“There are times in your life when something happens after which you’re never the same.”
In Mark Henshaw’s multi-layered novel The Snow Kimono, retired police Inspector Auguste Jovert is a man with an uncomfortable past he’d much rather forget. Since retiring, he’s had the “feeling that he was lost.” With more time on his hands, “fragments from his past had begun to replay themselves in his head.” It’s Paris 1989, and Jovert, who spent some shady years in Algeria, has just received a letter from a young woman who claims she is his daughter.
It was as if, now that he was approaching the end of his life, the overall pattern of his existence was about to be revealed to him. But the moment of revelation never came. Instead, he began to have doubts, to wake up at night. What’s more, he constantly had the impression that something was about to happen. Then something did happen. The letter arrived.
The letter from the woman claiming to be his daughter is thrown away, and Jovert thinks that’s the end of the matter, but then he meets his neighbor, Japanese law professor Omura, a man with a sad past of his own. Jovert, a distinctly solitary individual, initially rejects Omura when Omura begins to be more than just a casual fixture in Jovert’s life, but there’s some thread, some commonality that ties them together, and while Jovert struggles against Omura’s friendship, he’s really struggling against coming to terms with his past. Omura’s conversations yield stories about his own life, but somehow the stories, the situations, make Jovert extremely uncomfortable.
Jovert had never liked conversations like these, conversations he did not control, which reversed the natural order of things.
But you must know, Omura said abruptly.
Why must I know? Jovert replied. It’s got nothing to do with me.
Jovert watched as a gust of wind scooped up a plastic bag lying in the gutter opposite. Its ghostly form swept up through the lamp light. For a moment, it skimmed back and forth across the façade of the building opposite, as though it was pursuing something. Then without warning, it shot up into the sky above their heads and disappeared.
Omura has a “strangely mesmerizing voice,” and he tells Jovert the story of his friend from university, the malignant, charismatic writer, Katsuo Ikeda, who has “a talent that is poisoned.” Ikeda, a user of women, a chronic seducer who left many disillusioned lovers on the way to his success is a “merciless observer of people. He had a sixth sense about a person’s weaknesses, their foibles, their fears.” There’s tragedy in Omura’s life and as Omura, an epic storyteller, reveals his past through his stories, Jovert gradually begins to see connections with his own life, and he’s shaken to the core.

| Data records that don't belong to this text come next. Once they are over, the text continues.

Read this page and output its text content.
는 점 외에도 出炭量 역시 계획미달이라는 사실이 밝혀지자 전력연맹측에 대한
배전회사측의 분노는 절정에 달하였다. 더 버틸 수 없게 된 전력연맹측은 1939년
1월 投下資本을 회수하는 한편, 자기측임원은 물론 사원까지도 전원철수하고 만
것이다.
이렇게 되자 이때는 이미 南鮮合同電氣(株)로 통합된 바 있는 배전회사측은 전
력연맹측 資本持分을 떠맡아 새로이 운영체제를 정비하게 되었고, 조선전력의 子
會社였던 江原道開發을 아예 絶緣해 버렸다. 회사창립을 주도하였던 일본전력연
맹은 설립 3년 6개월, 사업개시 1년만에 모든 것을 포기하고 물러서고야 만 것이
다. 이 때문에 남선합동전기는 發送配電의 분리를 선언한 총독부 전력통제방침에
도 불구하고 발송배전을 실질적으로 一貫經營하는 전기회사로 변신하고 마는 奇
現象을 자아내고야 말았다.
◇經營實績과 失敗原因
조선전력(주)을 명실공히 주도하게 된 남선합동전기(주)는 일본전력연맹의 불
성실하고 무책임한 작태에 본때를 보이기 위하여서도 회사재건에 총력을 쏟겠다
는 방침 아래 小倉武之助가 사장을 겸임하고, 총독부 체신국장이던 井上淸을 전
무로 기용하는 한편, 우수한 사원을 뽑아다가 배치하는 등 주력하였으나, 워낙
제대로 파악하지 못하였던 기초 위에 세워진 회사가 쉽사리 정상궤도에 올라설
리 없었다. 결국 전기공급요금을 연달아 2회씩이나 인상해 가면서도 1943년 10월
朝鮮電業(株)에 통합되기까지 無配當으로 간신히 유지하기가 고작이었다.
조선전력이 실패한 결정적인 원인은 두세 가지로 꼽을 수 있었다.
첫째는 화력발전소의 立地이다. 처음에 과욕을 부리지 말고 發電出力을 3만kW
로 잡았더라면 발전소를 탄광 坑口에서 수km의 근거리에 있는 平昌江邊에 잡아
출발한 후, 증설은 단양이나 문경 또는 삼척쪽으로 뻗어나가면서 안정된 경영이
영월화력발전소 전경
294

The Snow Kimono is a hypnotic read, and although afterwards it feels a little contrived, Omura’s history is so well told and constructed, all contrivance is forgiven. Although both Omura and Jovert’s stories are about people who are either dead or lost somewhere in the past, nonetheless, these characters pulse with life–even in their absence. This is a complex tale–stories within stories. In one section, Omura describes the Japanese jigsaw puzzle:
Ours is an ancient tradition, quite distinct from what you have here in Europe. Each piece of a puzzle is considered individually. No shape is repeated, unless for some special purpose. Some pieces are small, others large, but all are calculated to deceive, to lead one astray, in order to make the solution of the puzzle as difficult, as challenging as possible. In our tradition, how a puzzle is made, and how it is solved, reveals some greater truths about the world.
After I finished the book, that seminal quote came back into my mind. Omura’s story, after all, is a jigsaw puzzle, and its “greater” truth is finally revealed.
There are two central mysteries to the tale concerning Jovert and Omura, and they are connected by moral considerations. Can one man learn from the mistakes of another? This is ultimately a story about the slipperiness of the truth, facing up to one’s actions, acknowledging the past, and assuming one’s responsibilities–no matter how unpleasant that might be.